Habe eine vorab Frage für eine Freundin, welche sich heute Abend selbst hier anmelden möchte. Hätte nur gern ein paar Infos, bevor ich ihr einen Mist erzähle  :knockout:

Sie ist alleinerziehend (bis vor ein paar Tagen wohnten beide Kinder bei ihr), seit dem Wochenende nun ein Kind beim Vater.

Nun fragen ich mich, ob der Kindesunterhalt (und auch das Kindergeld) für das bei ihr wohnende Kind, bei ihrer Unterhaltspflicht als Einkommen auf Ihr Gehalt gerechnet wird und dann so gesehen der Gesamtbetrag zur Berechnung für den Unterhalt des beim Vater lebenden Kindes genommen wird.

Oder eben nur von ihrem Nettogehalt berechnet wird und in wieweit, das bei ihr lebende Kind berücksichtigt wird???

Wäre sehr lieb, wenn sich jemand die Mühe macht und da ne Antwort parat hat, damit wir versuchen können selbst ein bisschen durch zu rechnen.

Genaue Zahlen stellt sie heute Abend selbst ein, wenn sie mit ihren Unterlagen zu mir kommt.

Im Vorraus schon mal vielen Dank für Eure Mühe!!!!

LG bluedelfin


Zitat
Themenstarter Geschrieben : 04.12.2013 17:21
(@jensb)
Nicht wegzudenken Registriert

Hallo,

[...] damit wir versuchen können selbst ein bisschen durch zu rechnen.

...warum muss man in einer solchen Situation denn überhaupt rechnen?
Jeder zieht doch ein Kind auf, und trägt auch die Kosten.

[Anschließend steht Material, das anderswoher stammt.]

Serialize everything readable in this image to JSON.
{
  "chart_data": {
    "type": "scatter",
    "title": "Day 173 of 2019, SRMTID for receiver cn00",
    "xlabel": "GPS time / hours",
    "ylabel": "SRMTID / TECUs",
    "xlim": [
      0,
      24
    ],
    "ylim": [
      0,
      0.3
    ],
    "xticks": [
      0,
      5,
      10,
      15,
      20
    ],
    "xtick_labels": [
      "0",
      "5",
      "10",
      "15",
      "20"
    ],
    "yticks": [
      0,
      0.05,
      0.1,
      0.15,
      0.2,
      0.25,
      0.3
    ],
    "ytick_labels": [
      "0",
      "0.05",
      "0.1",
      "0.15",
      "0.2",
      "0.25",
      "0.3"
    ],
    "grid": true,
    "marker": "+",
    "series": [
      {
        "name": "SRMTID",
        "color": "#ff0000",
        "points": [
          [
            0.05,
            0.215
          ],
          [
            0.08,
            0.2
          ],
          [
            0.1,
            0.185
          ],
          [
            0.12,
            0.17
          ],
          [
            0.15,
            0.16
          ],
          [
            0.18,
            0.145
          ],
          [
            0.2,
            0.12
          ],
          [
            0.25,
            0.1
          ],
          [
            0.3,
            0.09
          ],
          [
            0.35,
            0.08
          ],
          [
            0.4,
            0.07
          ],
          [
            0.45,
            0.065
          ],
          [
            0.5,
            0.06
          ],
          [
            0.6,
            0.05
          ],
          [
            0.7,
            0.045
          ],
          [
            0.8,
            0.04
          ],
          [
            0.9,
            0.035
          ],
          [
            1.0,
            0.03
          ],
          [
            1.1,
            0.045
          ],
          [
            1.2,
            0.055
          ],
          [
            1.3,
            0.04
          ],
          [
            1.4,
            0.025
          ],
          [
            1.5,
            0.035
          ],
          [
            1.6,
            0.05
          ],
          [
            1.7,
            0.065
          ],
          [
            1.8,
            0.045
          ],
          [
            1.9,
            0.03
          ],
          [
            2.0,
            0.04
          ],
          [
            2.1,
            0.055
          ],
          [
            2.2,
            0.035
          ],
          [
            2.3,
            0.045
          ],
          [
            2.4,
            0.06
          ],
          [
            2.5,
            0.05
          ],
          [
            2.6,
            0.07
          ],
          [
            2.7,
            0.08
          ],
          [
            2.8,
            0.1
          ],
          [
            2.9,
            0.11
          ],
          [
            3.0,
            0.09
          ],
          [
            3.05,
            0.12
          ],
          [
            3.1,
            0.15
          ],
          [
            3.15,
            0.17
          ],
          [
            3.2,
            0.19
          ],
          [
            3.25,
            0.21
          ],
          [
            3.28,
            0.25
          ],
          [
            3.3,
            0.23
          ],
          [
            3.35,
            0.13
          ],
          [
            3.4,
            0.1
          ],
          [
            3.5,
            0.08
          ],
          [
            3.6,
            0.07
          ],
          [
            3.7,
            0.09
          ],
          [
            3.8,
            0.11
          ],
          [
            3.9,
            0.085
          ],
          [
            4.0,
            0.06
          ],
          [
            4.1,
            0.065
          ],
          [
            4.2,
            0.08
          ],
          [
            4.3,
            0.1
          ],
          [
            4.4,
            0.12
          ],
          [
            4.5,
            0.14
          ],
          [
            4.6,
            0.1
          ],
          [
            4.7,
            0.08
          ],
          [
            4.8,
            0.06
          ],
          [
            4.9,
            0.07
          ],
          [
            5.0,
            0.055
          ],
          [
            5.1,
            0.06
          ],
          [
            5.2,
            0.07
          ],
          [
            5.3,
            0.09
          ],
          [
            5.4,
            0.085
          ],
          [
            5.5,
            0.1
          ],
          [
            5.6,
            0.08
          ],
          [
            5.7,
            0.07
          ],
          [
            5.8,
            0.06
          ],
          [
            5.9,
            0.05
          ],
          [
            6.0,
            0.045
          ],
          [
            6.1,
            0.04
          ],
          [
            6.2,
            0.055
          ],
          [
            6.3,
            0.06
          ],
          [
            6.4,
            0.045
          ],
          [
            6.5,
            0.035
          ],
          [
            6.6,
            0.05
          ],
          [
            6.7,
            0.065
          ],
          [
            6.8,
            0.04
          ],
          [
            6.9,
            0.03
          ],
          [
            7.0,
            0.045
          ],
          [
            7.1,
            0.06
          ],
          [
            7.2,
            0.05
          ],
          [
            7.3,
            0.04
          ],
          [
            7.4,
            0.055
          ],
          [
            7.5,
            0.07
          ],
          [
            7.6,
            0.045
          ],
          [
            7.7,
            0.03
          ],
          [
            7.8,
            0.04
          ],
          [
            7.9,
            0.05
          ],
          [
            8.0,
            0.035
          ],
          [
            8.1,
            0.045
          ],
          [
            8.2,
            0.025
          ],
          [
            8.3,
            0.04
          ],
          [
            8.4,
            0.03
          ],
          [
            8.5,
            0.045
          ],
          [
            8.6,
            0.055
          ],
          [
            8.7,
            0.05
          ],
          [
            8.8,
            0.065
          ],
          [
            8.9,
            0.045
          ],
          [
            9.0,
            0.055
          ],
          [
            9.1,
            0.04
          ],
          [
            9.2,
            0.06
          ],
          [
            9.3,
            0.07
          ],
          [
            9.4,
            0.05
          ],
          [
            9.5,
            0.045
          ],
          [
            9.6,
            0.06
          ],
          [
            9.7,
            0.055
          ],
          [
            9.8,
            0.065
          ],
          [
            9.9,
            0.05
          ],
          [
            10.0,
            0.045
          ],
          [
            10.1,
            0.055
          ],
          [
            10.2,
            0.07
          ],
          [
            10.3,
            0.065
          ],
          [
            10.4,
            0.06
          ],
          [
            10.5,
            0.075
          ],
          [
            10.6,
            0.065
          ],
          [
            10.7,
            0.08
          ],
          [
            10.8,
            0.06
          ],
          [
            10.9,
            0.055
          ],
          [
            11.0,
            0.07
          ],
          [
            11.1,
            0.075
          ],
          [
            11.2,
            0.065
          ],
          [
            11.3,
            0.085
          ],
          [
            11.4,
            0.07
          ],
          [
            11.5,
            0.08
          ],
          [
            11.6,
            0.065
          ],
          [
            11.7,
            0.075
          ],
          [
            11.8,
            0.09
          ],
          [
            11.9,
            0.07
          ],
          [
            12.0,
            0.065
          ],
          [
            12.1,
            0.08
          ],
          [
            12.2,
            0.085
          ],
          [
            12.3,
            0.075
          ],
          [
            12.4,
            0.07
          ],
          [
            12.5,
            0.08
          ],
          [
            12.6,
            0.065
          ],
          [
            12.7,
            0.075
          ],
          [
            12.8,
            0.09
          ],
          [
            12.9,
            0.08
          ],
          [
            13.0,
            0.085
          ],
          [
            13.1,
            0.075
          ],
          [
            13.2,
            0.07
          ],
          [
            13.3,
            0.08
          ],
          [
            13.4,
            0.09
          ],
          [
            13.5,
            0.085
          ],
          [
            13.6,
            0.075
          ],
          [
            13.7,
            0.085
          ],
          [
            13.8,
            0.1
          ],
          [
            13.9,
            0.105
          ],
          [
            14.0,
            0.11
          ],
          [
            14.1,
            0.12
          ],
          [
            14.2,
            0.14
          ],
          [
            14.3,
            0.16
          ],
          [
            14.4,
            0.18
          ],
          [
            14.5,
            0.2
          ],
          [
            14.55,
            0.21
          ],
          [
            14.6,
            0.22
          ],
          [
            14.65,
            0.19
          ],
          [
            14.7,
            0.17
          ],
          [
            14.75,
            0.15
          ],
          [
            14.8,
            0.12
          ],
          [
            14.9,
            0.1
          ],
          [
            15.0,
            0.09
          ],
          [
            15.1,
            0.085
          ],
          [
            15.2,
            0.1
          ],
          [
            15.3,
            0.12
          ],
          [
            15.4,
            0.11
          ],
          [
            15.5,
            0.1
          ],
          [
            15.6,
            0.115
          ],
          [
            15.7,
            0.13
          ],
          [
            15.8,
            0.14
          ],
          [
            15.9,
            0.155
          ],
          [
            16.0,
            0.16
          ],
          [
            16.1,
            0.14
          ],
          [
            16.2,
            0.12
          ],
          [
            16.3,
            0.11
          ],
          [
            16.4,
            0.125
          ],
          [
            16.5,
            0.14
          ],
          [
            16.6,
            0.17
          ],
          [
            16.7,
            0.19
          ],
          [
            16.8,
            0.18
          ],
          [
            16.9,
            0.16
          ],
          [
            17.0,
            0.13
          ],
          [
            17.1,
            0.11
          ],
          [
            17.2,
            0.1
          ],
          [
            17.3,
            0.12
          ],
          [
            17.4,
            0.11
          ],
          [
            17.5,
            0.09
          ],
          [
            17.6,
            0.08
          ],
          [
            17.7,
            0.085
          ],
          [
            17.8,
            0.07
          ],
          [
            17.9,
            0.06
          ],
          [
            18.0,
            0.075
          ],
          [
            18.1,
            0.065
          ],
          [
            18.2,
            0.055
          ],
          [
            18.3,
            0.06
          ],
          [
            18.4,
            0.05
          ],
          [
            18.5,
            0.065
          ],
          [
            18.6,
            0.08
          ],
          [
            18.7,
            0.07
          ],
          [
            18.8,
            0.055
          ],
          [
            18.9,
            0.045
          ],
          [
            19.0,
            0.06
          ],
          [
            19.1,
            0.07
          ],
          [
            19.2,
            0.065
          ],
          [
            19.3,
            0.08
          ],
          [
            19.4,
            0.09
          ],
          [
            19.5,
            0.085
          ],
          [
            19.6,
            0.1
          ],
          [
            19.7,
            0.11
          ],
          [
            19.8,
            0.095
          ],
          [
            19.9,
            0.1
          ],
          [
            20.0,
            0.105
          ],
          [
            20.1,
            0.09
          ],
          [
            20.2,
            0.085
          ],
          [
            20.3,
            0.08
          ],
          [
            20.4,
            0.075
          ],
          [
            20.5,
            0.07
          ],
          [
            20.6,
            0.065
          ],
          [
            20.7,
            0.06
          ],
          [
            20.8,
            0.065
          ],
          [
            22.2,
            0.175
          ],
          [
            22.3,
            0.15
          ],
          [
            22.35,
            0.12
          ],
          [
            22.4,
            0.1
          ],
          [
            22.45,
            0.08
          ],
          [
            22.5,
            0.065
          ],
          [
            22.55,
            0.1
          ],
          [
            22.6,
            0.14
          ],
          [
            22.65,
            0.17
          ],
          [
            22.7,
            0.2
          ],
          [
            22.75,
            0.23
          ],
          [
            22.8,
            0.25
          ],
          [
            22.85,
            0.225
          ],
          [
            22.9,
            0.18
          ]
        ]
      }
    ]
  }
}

Ja, wenn man mit spitzem Bleistift rechnet, ist für den der insgesamt weniger verdient vielleicht noch was zu holen.
Aber das riecht mir doch sehr nach: "Ich will was mir zusteht!"

Nur so ein Gedanke!

JB


Diskutiere nicht mit Idioten -
Sie ziehen Dich auf ihr Niveau und schlagen Dich dort mit Erfahrung!

AntwortZitat
Geschrieben : 04.12.2013 17:28
(@gardo)
Nicht wegzudenken Registriert

Nun fragen ich mich, ob der Kindesunterhalt (und auch das Kindergeld) für das bei ihr wohnende Kind, bei ihrer Unterhaltspflicht als Einkommen auf Ihr Gehalt gerechnet wird

Das Kindergeld ist nicht als Einkommen anzusehen, da es der Grundsicherung des Kindes dient.

Gruss,
gardo


AntwortZitat
Geschrieben : 04.12.2013 17:31
(@engel211)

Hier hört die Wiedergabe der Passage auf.